The truism is “good data in, good data out” and you cannot effectively model if you’re settling for a substandard voter file for either the creation of the model formulas or the writing of model scores back to the voter file.

Get more datapoints
There have been countless stories in national media about how companies have targeted customers based on their consumer behavior, or how Starbucks uses “big data” to determine where to open a new store. The same dataset used by these companies is available matched against the voter file for modeling and voter targeting.

We aren’t hunting for Starbucks locations, but in a political campaign we might want that data about public broadcasting donations to put into a model for a public school bond.   And we might be interested to find out if data on a voter being a surfer was statistically correlated to increased support for a Water Bond. With the PDI voter file matched against commercial data consultants have made finely tuned political targeting based in part on characteristics like a voter being a coupon cutter. There are literally hundreds of fields for different types of socioeconomic data, along with datapoints that describe the purchasing habits, consumer behavior, even hobbies of voters.

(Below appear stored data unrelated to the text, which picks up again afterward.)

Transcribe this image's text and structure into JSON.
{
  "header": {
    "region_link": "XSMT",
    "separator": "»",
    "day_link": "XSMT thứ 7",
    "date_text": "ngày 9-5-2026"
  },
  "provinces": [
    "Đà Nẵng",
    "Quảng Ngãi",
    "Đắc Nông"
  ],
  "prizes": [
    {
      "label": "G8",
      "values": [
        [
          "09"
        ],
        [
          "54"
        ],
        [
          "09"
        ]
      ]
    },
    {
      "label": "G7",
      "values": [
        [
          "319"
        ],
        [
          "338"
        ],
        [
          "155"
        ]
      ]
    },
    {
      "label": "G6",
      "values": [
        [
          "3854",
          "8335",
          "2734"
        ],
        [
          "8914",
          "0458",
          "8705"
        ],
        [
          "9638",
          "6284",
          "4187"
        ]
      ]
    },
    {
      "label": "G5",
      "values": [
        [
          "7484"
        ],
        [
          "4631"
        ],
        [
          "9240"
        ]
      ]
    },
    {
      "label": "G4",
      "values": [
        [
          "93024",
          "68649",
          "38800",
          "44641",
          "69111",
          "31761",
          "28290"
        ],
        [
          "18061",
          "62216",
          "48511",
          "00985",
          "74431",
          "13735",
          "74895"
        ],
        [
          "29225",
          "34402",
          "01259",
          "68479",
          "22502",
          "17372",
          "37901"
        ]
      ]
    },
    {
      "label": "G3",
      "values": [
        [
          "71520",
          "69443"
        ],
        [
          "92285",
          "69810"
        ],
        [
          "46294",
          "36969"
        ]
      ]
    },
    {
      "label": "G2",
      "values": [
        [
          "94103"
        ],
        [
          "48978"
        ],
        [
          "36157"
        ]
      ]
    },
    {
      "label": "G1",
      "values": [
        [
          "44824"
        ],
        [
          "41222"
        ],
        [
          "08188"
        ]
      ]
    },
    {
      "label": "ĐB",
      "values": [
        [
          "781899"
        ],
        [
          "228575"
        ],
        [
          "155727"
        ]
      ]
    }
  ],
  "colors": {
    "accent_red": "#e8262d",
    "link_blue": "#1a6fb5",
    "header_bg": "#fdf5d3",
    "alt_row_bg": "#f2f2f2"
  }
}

More isn’t always better. In the end, the modeling usually comes down to a small set of 5-8 criteria that are the most strongly correlated to an outcome. But, starting with 200 criteria and winnowing down to 5-8 allows the statisticians to identify the very best data to incorporate into the final model.

Know where you are housing your data
PDI provides free model housing, with model scores written to all voters on the voter file, for campaigns that purchase their modeling data and polling samples through us. PDI housed data can be used by your campaign either in the purchase of lists meeting certain model scores, on the online campaign center to do counts, cut universes, and utilize the model scores with other factors, or provided to your pollster for use in crosstabs in current or even past voter surveys.

Housing data offline or with other data vendors who do not have the most complete and up-to-date files can hamper the effectiveness of the model by restricting the ways that data can be integrated to all the campaign efforts, and losing model scores for voters because of old or missing data.